The key to solving the problem of violence against women lies primarily in the continuous education of those applying laws and regulations, gender equality ombudswoman Visnja Ljubicic has said on the occasion of the National Day of Combating Violence Against Women, observed on 22 September.
She welcomed the latest amendments to the criminal code and the law on protection against domestic violence, which eliminated some key shortcomings in the effective suppression of gender-based violence, but said the key was to keep educating those applying laws and regulations, rather than in frequently changing legislation.
Serious acts of gender-based violence are often tried as misdemeanours and serious cases of sexual, domestic and gender-based violence are recognised too late, when we witness femicide, Ljubicic said a statement.
Since 2015, when it was reinstated into the criminal code, domestic violence has been continuously and significantly increasing while misdemeanour complaints have been continuously decreasing since 2009, she said.
The number of misdemeanour domestic violence complaints dropped from over 18,000 in 2009 to a little over 9,000 in 2020, while the number of criminal complaints surged from 400 to over 4,000.
The conclusion is that, in the long term, our system of combating violence against women and domestic violence deters victims from reporting lighter forms of violence until the situation escalates and enters the sphere of criminal law, when violence can no longer be suffered or hidden as the outcome is often tragic, Ljubicic said.
Such a misdemeanour system is not preventative and does not provide an effective and prompt response to violence, she added.

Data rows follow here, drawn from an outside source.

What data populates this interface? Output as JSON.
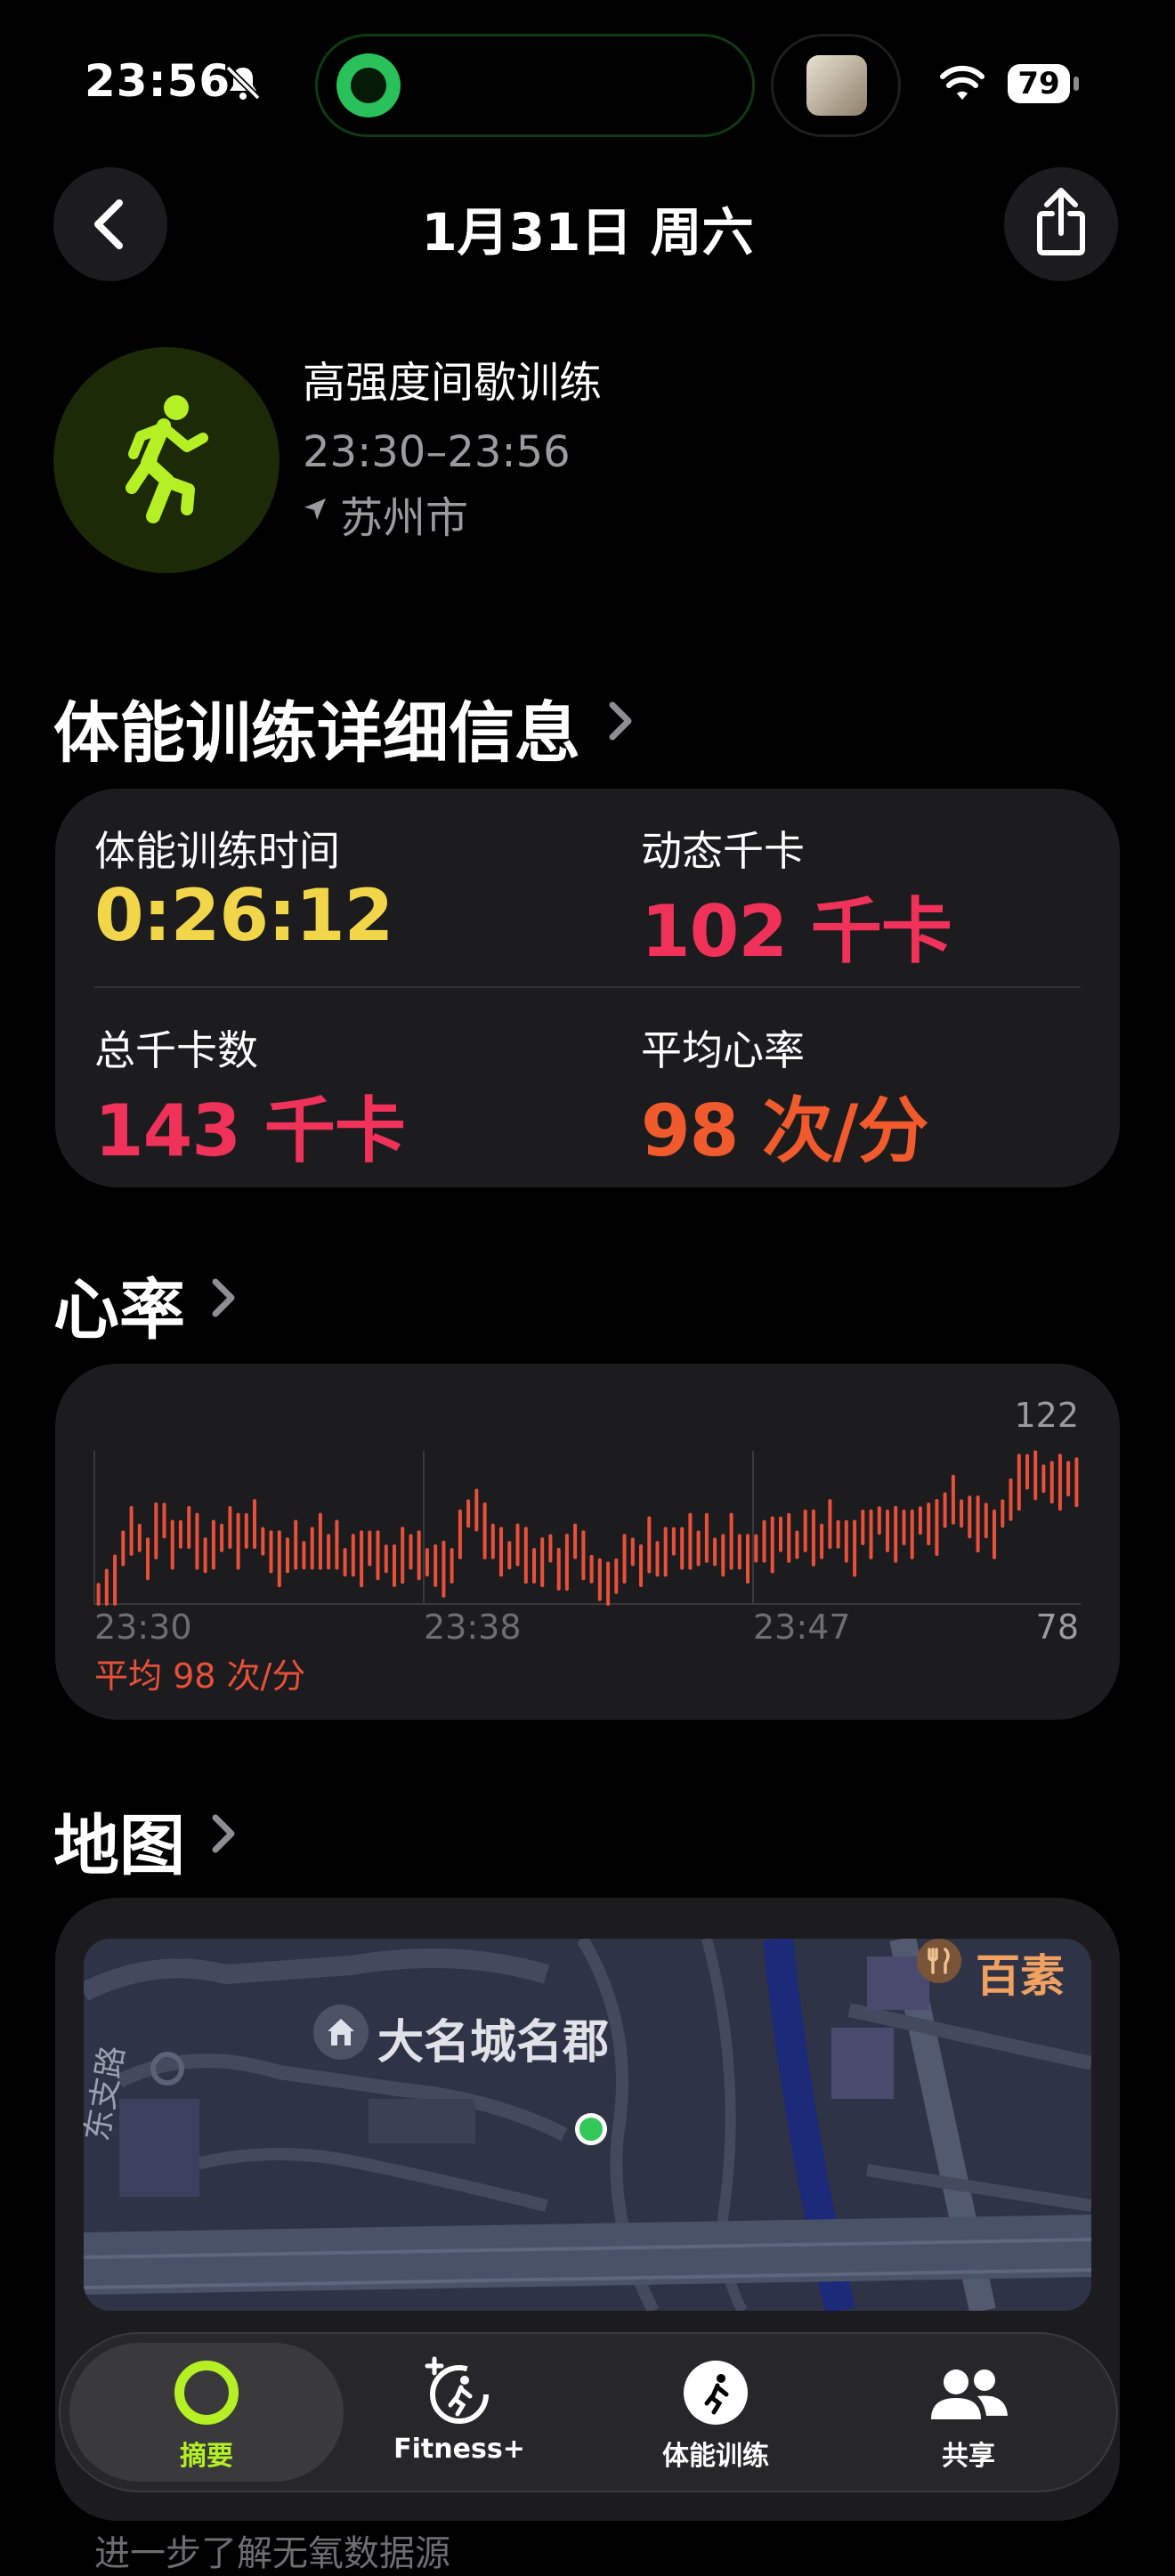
{
  "status_bar": {
    "time": "23:56",
    "battery": "79"
  },
  "nav": {
    "title": "1月31日 周六"
  },
  "workout": {
    "name": "高强度间歇训练",
    "time_range": "23:30–23:56",
    "location": "苏州市"
  },
  "details": {
    "title": "体能训练详细信息",
    "stats": [
      {
        "label": "体能训练时间",
        "value": "0:26:12",
        "color": "#f2d64a"
      },
      {
        "label": "动态千卡",
        "value": "102 千卡",
        "color": "#f0325a"
      },
      {
        "label": "总千卡数",
        "value": "143 千卡",
        "color": "#f0325a"
      },
      {
        "label": "平均心率",
        "value": "98 次/分",
        "color": "#f05a2c"
      }
    ]
  },
  "heart_rate": {
    "title": "心率",
    "max_label": "122",
    "min_label": "78",
    "x_labels": [
      "23:30",
      "23:38",
      "23:47"
    ],
    "avg_label": "平均 98 次/分"
  },
  "chart_data": {
    "type": "line",
    "ylim": [
      78,
      122
    ],
    "x_ticks": [
      "23:30",
      "23:38",
      "23:47"
    ],
    "series": [
      {
        "values": [
          80,
          82,
          84,
          94,
          99,
          97,
          91,
          99,
          102,
          95,
          98,
          100,
          96,
          92,
          95,
          97,
          100,
          96,
          99,
          101,
          96,
          93,
          91,
          92,
          95,
          92,
          94,
          96,
          93,
          95,
          90,
          92,
          91,
          94,
          92,
          91,
          89,
          92,
          93,
          92,
          90,
          89,
          88,
          89,
          98,
          104,
          105,
          99,
          96,
          93,
          92,
          95,
          92,
          89,
          90,
          94,
          88,
          90,
          96,
          92,
          88,
          85,
          82,
          86,
          91,
          93,
          89,
          95,
          91,
          93,
          96,
          94,
          96,
          94,
          97,
          93,
          92,
          96,
          93,
          91,
          94,
          96,
          95,
          98,
          97,
          95,
          99,
          97,
          96,
          101,
          98,
          96,
          94,
          100,
          98,
          102,
          99,
          98,
          100,
          98,
          102,
          101,
          100,
          105,
          108,
          104,
          103,
          101,
          102,
          98,
          104,
          108,
          113,
          116,
          115,
          114,
          113,
          113,
          114,
          113
        ]
      }
    ]
  },
  "map": {
    "title": "地图",
    "labels": [
      "大名城名郡",
      "百素",
      "东支路"
    ]
  },
  "tabs": [
    {
      "label": "摘要",
      "active": true
    },
    {
      "label": "Fitness+",
      "active": false
    },
    {
      "label": "体能训练",
      "active": false
    },
    {
      "label": "共享",
      "active": false
    }
  ],
  "footer_text": "进一步了解无氧数据源",
  "colors": {
    "accent_green": "#b4f024",
    "card": "#1c1c1e",
    "hr_red": "#e8503a"
  }
}
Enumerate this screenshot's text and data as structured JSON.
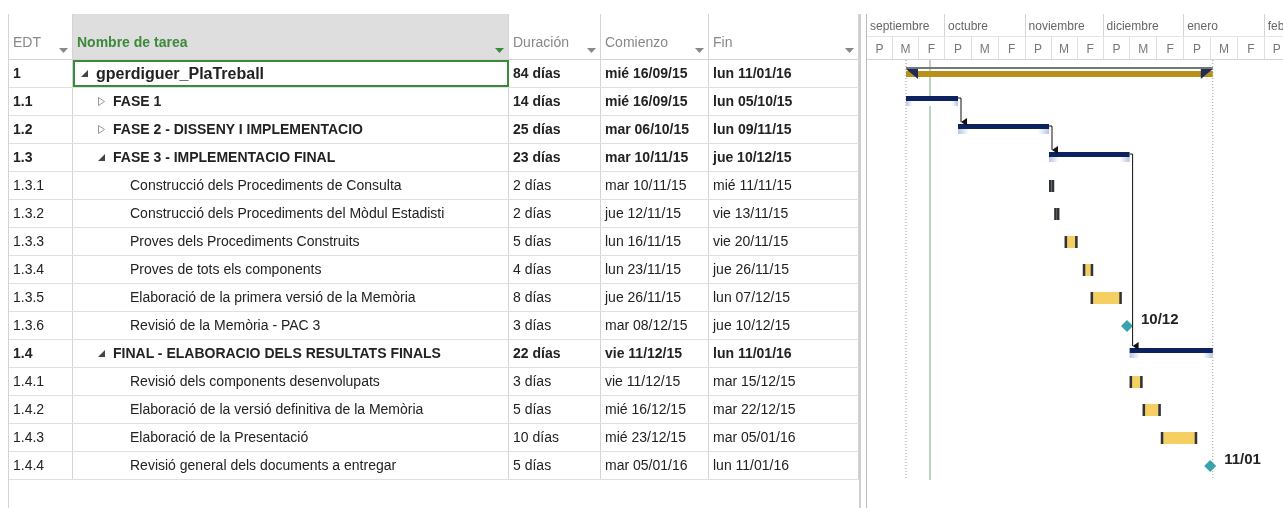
{
  "columns": [
    {
      "label": "EDT",
      "selected": false
    },
    {
      "label": "Nombre de tarea",
      "selected": true
    },
    {
      "label": "Duración",
      "selected": false
    },
    {
      "label": "Comienzo",
      "selected": false
    },
    {
      "label": "Fin",
      "selected": false
    }
  ],
  "timescale": {
    "months": [
      {
        "label": "septiembre",
        "periods": [
          "P",
          "M",
          "F"
        ]
      },
      {
        "label": "octubre",
        "periods": [
          "P",
          "M",
          "F"
        ]
      },
      {
        "label": "noviembre",
        "periods": [
          "P",
          "M",
          "F"
        ]
      },
      {
        "label": "diciembre",
        "periods": [
          "P",
          "M",
          "F"
        ]
      },
      {
        "label": "enero",
        "periods": [
          "P",
          "M",
          "F"
        ]
      },
      {
        "label": "feb",
        "periods": [
          "P"
        ]
      }
    ]
  },
  "tasks": [
    {
      "edt": "1",
      "name": "gperdiguer_PlaTreball",
      "duration": "84 días",
      "start": "mié 16/09/15",
      "finish": "lun 11/01/16",
      "kind": "project",
      "expanded": true,
      "selected": true,
      "children": [
        {
          "edt": "1.1",
          "name": "FASE 1",
          "duration": "14 días",
          "start": "mié 16/09/15",
          "finish": "lun 05/10/15",
          "kind": "summary",
          "expanded": false,
          "selected": false,
          "links_to_next": true
        },
        {
          "edt": "1.2",
          "name": "FASE 2 - DISSENY I IMPLEMENTACIO",
          "duration": "25 días",
          "start": "mar 06/10/15",
          "finish": "lun 09/11/15",
          "kind": "summary",
          "expanded": false,
          "selected": false,
          "links_to_next": true
        },
        {
          "edt": "1.3",
          "name": "FASE 3 - IMPLEMENTACIO FINAL",
          "duration": "23 días",
          "start": "mar 10/11/15",
          "finish": "jue 10/12/15",
          "kind": "summary",
          "expanded": true,
          "selected": false,
          "links_to_next": true,
          "children": [
            {
              "edt": "1.3.1",
              "name": "Construcció dels Procediments de Consulta",
              "duration": "2 días",
              "start": "mar 10/11/15",
              "finish": "mié 11/11/15",
              "kind": "task",
              "selected": false
            },
            {
              "edt": "1.3.2",
              "name": "Construcció dels Procediments del Mòdul Estadisti",
              "duration": "2 días",
              "start": "jue 12/11/15",
              "finish": "vie 13/11/15",
              "kind": "task",
              "selected": false
            },
            {
              "edt": "1.3.3",
              "name": "Proves dels Procediments Construits",
              "duration": "5 días",
              "start": "lun 16/11/15",
              "finish": "vie 20/11/15",
              "kind": "task",
              "selected": false
            },
            {
              "edt": "1.3.4",
              "name": "Proves de tots els components",
              "duration": "4 días",
              "start": "lun 23/11/15",
              "finish": "jue 26/11/15",
              "kind": "task",
              "selected": false
            },
            {
              "edt": "1.3.5",
              "name": "Elaboració de la primera versió de la Memòria",
              "duration": "8 días",
              "start": "jue 26/11/15",
              "finish": "lun 07/12/15",
              "kind": "task",
              "selected": false
            },
            {
              "edt": "1.3.6",
              "name": "Revisió de la Memòria - PAC 3",
              "duration": "3 días",
              "start": "mar 08/12/15",
              "finish": "jue 10/12/15",
              "kind": "milestone",
              "bar_label": "10/12",
              "selected": false
            }
          ]
        },
        {
          "edt": "1.4",
          "name": "FINAL - ELABORACIO DELS RESULTATS FINALS",
          "duration": "22 días",
          "start": "vie 11/12/15",
          "finish": "lun 11/01/16",
          "kind": "summary",
          "expanded": true,
          "selected": false,
          "children": [
            {
              "edt": "1.4.1",
              "name": "Revisió dels components desenvolupats",
              "duration": "3 días",
              "start": "vie 11/12/15",
              "finish": "mar 15/12/15",
              "kind": "task",
              "selected": false
            },
            {
              "edt": "1.4.2",
              "name": "Elaboració de la versió definitiva de la Memòria",
              "duration": "5 días",
              "start": "mié 16/12/15",
              "finish": "mar 22/12/15",
              "kind": "task",
              "selected": false
            },
            {
              "edt": "1.4.3",
              "name": "Elaboració de la Presentació",
              "duration": "10 días",
              "start": "mié 23/12/15",
              "finish": "mar 05/01/16",
              "kind": "task",
              "selected": false
            },
            {
              "edt": "1.4.4",
              "name": "Revisió general dels documents a entregar",
              "duration": "5 días",
              "start": "mar 05/01/16",
              "finish": "lun 11/01/16",
              "kind": "milestone",
              "bar_label": "11/01",
              "selected": false
            }
          ]
        }
      ]
    }
  ]
}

There is a lack of effective and systematic prevention outside the legal system as well as of investment in resocialisation programmes for perpetrators, she said, adding that prevention boiled down to fining or giving them suspended sentences, instead of the harshest ones.
Ljubičić said such a system of combating gender-based and domestic violence showed its weaknesses especially in crises, such as the ongoing pandemic, adding that the number of crimes of domestic violence jumped 40% from 2019.
According to Interior Ministry figures for this year through 31 August, there were 5,522 registered perpetrators of misdemeanour domestic violence, with men making up 77%, as well s 6,333 victims, with women making up 63.8%. There were also 1,153 registered victims of domestic violence crimes, of whom 86% were women.
Ljubicic said the figures were potentially mildly up from 2020, but that the rise in rapes in the first seven months of 2021 was worrisome.
Everything points to the need to effect the necessary changes in the whole system, notably in the prevention and suppression of violence against women, she added.